She's walking in Moscow. After two films slightly above average ("Nanny Needs" and "Nothing Personal") and still unsuccessful "Son", some vague, amorphous, inhibited and as if inanimate, Larisa Sadilova shot her own script (although written with the participation of an experienced Pavel Finn) unexpectedly free and liberated tape "She", which only at first gives the impression of a documentary observation of the anxieties and troubles of Central Asian migrants in Moscow and Moscow region, and sometimes turns out to be filled with a narrative, as if filled with impulsive life.

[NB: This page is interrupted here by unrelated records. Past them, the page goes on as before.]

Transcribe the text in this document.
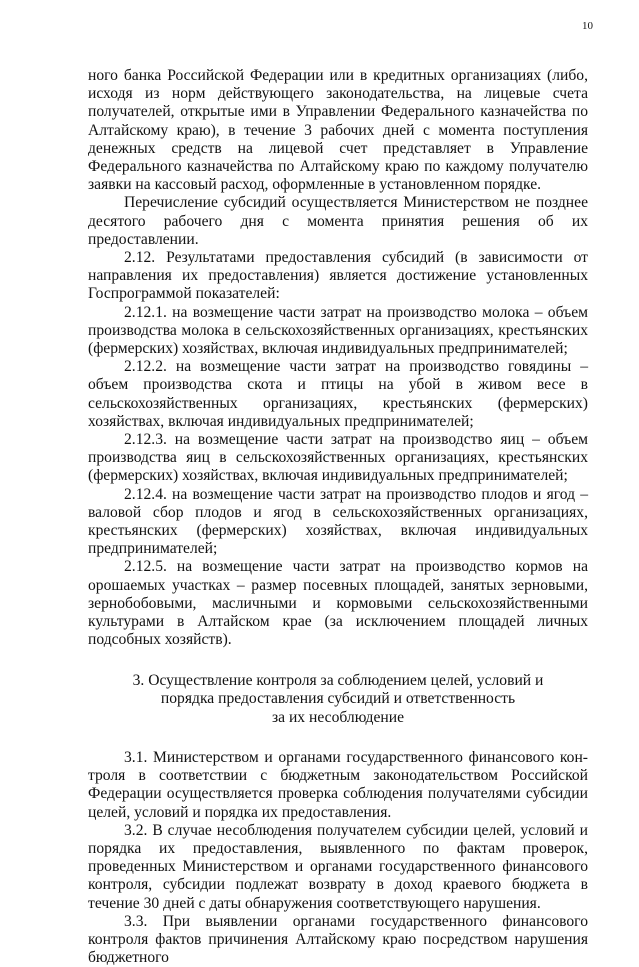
10

ного банка Российской Федерации или в кредитных организациях (либо, исходя из норм действующего законодательства, на лицевые счета получателей, открытые ими в Управлении Федерального казначейства по Алтайскому краю), в течение 3 рабочих дней с момента поступления денежных средств на лицевой счет представляет в Управление Федерального казначейства по Алтайскому краю по каждому получателю заявки на кассовый расход, оформленные в установленном порядке.

Перечисление субсидий осуществляется Министерством не позднее десятого рабочего дня с момента принятия решения об их предоставлении.

2.12. Результатами предоставления субсидий (в зависимости от направления их предоставления) является достижение установленных Госпрограммой показателей:

2.12.1. на возмещение части затрат на производство молока – объем производства молока в сельскохозяйственных организациях, крестьянских (фермерских) хозяйствах, включая индивидуальных предпринимателей;

2.12.2. на возмещение части затрат на производство говядины – объем производства скота и птицы на убой в живом весе в сельскохозяйственных организациях, крестьянских (фермерских) хозяйствах, включая индивидуальных предпринимателей;

2.12.3. на возмещение части затрат на производство яиц – объем производства яиц в сельскохозяйственных организациях, крестьянских (фермерских) хозяйствах, включая индивидуальных предпринимателей;

2.12.4. на возмещение части затрат на производство плодов и ягод – валовой сбор плодов и ягод в сельскохозяйственных организациях, крестьянских (фермерских) хозяйствах, включая индивидуальных предпринимателей;

2.12.5. на возмещение части затрат на производство кормов на орошаемых участках – размер посевных площадей, занятых зерновыми, зернобобовыми, масличными и кормовыми сельскохозяйственными культурами в Алтайском крае (за исключением площадей личных подсобных хозяйств).

3. Осуществление контроля за соблюдением целей, условий и
порядка предоставления субсидий и ответственность
за их несоблюдение

3.1. Министерством и органами государственного финансового контроля в соответствии с бюджетным законодательством Российской Федерации осуществляется проверка соблюдения получателями субсидии целей, условий и порядка их предоставления.

3.2. В случае несоблюдения получателем субсидии целей, условий и порядка их предоставления, выявленного по фактам проверок, проведенных Министерством и органами государственного финансового контроля, субсидии подлежат возврату в доход краевого бюджета в течение 30 дней с даты обнаружения соответствующего нарушения.

3.3. При выявлении органами государственного финансового контроля фактов причинения Алтайскому краю посредством нарушения бюджетного
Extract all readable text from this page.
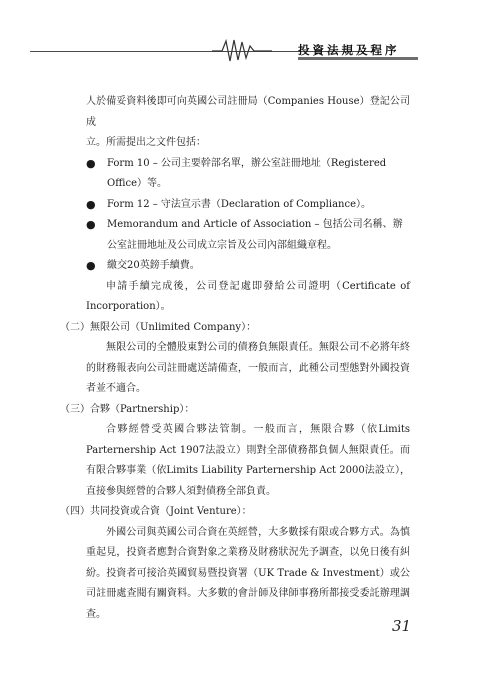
投資法規及程序

人於備妥資料後即可向英國公司註冊局（Companies House）登記公司成

立。所需提出之文件包括：

● Form 10 – 公司主要幹部名單，辦公室註冊地址（Registered Office）等。

● Form 12 – 守法宣示書（Declaration of Compliance）。

● Memorandum and Article of Association – 包括公司名稱、辦公室註冊地址及公司成立宗旨及公司內部組織章程。

● 繳交20英鎊手續費。

申請手續完成後，公司登記處即發給公司證明（Certificate of Incorporation）。

（二）無限公司（Unlimited Company）：

無限公司的全體股東對公司的債務負無限責任。無限公司不必將年終的財務報表向公司註冊處送請備查，一般而言，此種公司型態對外國投資者並不適合。

（三）合夥（Partnership）：

合夥經營受英國合夥法管制。一般而言，無限合夥（依Limits Parternership Act 1907法設立）則對全部債務都負個人無限責任。而有限合夥事業（依Limits Liability Parternership Act 2000法設立），直接參與經營的合夥人須對債務全部負責。

（四）共同投資或合資（Joint Venture）：

外國公司與英國公司合資在英經營，大多數採有限或合夥方式。為慎重起見，投資者應對合資對象之業務及財務狀況先予調查，以免日後有糾紛。投資者可接洽英國貿易暨投資署（UK Trade & Investment）或公司註冊處查閱有關資料。大多數的會計師及律師事務所都接受委託辦理調查。

31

This naturalness, trust and sincerity of intonation, coupled with the free and easy flow on the screen of seemingly familiar and ordinary events, when nothing out of the ordinary happens, and all the acute and exciting problems of foreign existence of guest workers in Russia recede to some extent in comparison with the previous story of the arrival of a young Tajik girl Maya to his fiancé in Moscow, where he himself barely drags his existence on the outskirts of the capital, constantly risking to be caught and suddenly throws such a new poetic dimension into the background.
Yes, strange as it may seem, the second half of the film "She" is shot with a rare feeling of lively and natural cinematic poetry, which arises as if out of nowhere, from a simple and quite ordinary combination of words and gestures, looks and omissions, when the unsaid and only implied is sometimes more important than what was said, and grandiose conversations like nothing more valuable in subtext or casual pauses ... Larisa Sadilova subtly and delicately relates to those interethnic issues about which it is more common to shout loudly and tearfully, to fall into anger and irritation, to clarify relations sharply, rigidly and at the limit of violent emotions. Like the main character, who speaks very little because of her ignorance of the Russian language and because of her shyness, the director of this tape prefers to get away from arrogance and malignancy, excessive fueling of passions, persistent search for the guilty and fleeting judgment over those who “came” from everywhere and prevent us from living quietly and calmly. In Sadilova’s approach to the burning problems of the modern metropolis, there is a sense of dignity and genuine tolerance, not preached to the top of her voice and with the imposition of her only correct opinion, but ripening from the inside and gradually, like that woman who softens her heart and soul to help Maya when she is alone.
And the hopeful ending does not seem far-fetched and illusory. Why not?! The poetic style manifested in the picture even suggests a similar outcome of the initially woeful everyday history.